These past several days I have simply been in awe. The extraordinary outpouring of love and support from women far and wide has overwhelmed my soul. I remember praying to God (desperately) for female friendships of value that will carry me through this life. I prayed relentlessly. I followed Him through break ups and trusted He would provide even when it didn’t seem it was in my cards. It took a long time for my inpatient self to get an answer, but He was patiently preparing my heart for this gold I have received. This is it though – He has far beyond delivered those friendships and I am incredibly humbled.
I’ve spoken of my mom tribe before, but there is this pressing on my heart to make an update because the terminology lacks what I am currently feeling: All of you women who have read my story, support my journey and share such love and compassion with me – you are my sisters. This tribe runs far deeper than a circle of friends who are there for one another. This sisterhood is one that shares sorrows and sadness yet through it all finds brightness and greatness. We text, call, Facebook message, stop over, pray and give ourselves wholeheartedly to one another. Not because it’s easy or convenient or because we say we are friends, but because it is truly what we are lovingly called to do for one another.
I almost didn’t share. I almost let that fear inside of me take over because I have been that person who cares way too much about what other people think of me. I didn’t want anyone to be chatting behind my back saying… well, saying anything at all. I didn’t want to bring any judgment upon myself or open the door to make it easier for others to do so. I have been a people pleaser – but as a friend recently said, people pleasing can suffocate your potential.

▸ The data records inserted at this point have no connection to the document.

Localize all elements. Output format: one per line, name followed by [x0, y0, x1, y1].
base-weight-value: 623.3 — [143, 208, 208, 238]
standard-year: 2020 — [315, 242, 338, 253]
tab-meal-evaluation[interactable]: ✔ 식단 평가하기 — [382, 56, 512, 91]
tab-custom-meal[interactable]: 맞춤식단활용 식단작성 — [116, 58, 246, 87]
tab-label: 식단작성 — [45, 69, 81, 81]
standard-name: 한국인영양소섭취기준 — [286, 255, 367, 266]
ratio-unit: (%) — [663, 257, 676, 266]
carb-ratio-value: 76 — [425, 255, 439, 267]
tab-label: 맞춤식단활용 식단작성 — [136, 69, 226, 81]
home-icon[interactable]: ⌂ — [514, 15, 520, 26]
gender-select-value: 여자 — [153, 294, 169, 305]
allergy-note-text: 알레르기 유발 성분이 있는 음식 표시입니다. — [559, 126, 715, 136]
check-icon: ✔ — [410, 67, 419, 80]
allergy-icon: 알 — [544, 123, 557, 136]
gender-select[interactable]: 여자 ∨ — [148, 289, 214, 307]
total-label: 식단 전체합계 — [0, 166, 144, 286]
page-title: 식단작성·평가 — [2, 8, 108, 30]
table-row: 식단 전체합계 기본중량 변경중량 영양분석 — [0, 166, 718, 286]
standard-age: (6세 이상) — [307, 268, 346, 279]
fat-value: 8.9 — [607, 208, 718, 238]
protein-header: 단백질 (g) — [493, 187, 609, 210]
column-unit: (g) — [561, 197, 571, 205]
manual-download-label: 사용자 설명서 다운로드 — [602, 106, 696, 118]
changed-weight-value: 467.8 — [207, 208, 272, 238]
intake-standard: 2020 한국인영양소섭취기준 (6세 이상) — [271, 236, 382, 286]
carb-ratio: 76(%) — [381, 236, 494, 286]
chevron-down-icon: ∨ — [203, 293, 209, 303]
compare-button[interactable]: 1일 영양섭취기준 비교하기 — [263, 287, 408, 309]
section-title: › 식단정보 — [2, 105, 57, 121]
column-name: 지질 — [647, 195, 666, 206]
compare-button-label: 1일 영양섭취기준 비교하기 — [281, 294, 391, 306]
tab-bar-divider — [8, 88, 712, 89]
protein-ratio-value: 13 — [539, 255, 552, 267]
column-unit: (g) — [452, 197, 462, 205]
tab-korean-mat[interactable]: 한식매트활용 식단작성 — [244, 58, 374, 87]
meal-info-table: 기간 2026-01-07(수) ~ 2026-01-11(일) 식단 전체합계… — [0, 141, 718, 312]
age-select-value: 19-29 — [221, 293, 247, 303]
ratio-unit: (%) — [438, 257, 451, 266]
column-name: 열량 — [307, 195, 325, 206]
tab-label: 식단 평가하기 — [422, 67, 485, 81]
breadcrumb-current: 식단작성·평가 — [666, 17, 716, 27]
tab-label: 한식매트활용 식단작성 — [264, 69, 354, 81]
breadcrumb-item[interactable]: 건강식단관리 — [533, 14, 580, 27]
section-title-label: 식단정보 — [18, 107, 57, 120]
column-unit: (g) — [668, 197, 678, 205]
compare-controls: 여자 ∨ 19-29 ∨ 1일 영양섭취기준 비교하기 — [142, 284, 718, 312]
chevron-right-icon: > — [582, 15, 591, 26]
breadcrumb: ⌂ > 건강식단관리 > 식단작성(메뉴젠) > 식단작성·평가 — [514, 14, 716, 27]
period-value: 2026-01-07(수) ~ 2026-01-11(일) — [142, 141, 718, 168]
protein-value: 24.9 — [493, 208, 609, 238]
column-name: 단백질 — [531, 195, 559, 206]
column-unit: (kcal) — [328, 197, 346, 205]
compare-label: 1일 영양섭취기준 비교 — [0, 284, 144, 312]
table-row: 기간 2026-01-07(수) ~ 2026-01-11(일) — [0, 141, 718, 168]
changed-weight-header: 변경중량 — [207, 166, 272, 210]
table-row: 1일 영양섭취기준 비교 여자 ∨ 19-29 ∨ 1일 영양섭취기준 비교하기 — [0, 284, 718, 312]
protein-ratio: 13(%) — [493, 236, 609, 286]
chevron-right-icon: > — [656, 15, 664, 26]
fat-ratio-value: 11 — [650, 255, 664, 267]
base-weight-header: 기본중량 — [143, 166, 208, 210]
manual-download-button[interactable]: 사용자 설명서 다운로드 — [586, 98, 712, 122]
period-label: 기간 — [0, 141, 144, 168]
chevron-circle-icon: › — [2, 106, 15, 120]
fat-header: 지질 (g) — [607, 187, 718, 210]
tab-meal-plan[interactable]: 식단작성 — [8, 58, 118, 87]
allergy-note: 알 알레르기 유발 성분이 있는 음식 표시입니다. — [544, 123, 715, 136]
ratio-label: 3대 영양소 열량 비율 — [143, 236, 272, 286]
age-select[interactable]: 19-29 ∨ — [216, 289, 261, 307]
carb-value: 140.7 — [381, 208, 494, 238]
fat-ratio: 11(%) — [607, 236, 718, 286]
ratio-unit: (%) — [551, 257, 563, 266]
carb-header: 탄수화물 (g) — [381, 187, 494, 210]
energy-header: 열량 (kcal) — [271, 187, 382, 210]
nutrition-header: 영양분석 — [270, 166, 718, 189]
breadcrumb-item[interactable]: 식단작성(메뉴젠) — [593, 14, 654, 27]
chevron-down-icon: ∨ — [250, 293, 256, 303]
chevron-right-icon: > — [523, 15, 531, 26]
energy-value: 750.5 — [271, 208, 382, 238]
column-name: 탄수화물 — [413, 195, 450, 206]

I had let the fear of what other people think limit what I say, write, share and do. I still do this more often than I would like, but I’m recognizing more and more that the risk of putting myself out there provides a deeper reward than I ever could have imagined. As my beautiful and bold friend Lindsey said, “Life becomes pretty small when you filter every action through the opinions of others. And I don’t believe that we were put on this earth to play small.”
I know I am not here to play small.
All of you sisters, you have helped me believe in that brave side of myself. You have used uplifting words and shown me supportive love in this deepest time of sadness and for me – all of you have affirmed to me that the calling God placed on my heart to share about loss and life was exactly what I was supposed to do.
My sisters, are you concerned with what others think? Do you let those concerns consume your direction and filter your life to be too small? This sisterhood means we are here for each other and will encourage each other to live big, bold and brave — exactly how we were all intended to be. Take it from me, a people pleaser + worrier + perfectionist at heart, just go ahead and make a bold move. You will be surprised at the depth to which it moves you and actually changes your life.
From the bottom of my heart, thank you for being a part of my sisterhood. My life would not be the same without you.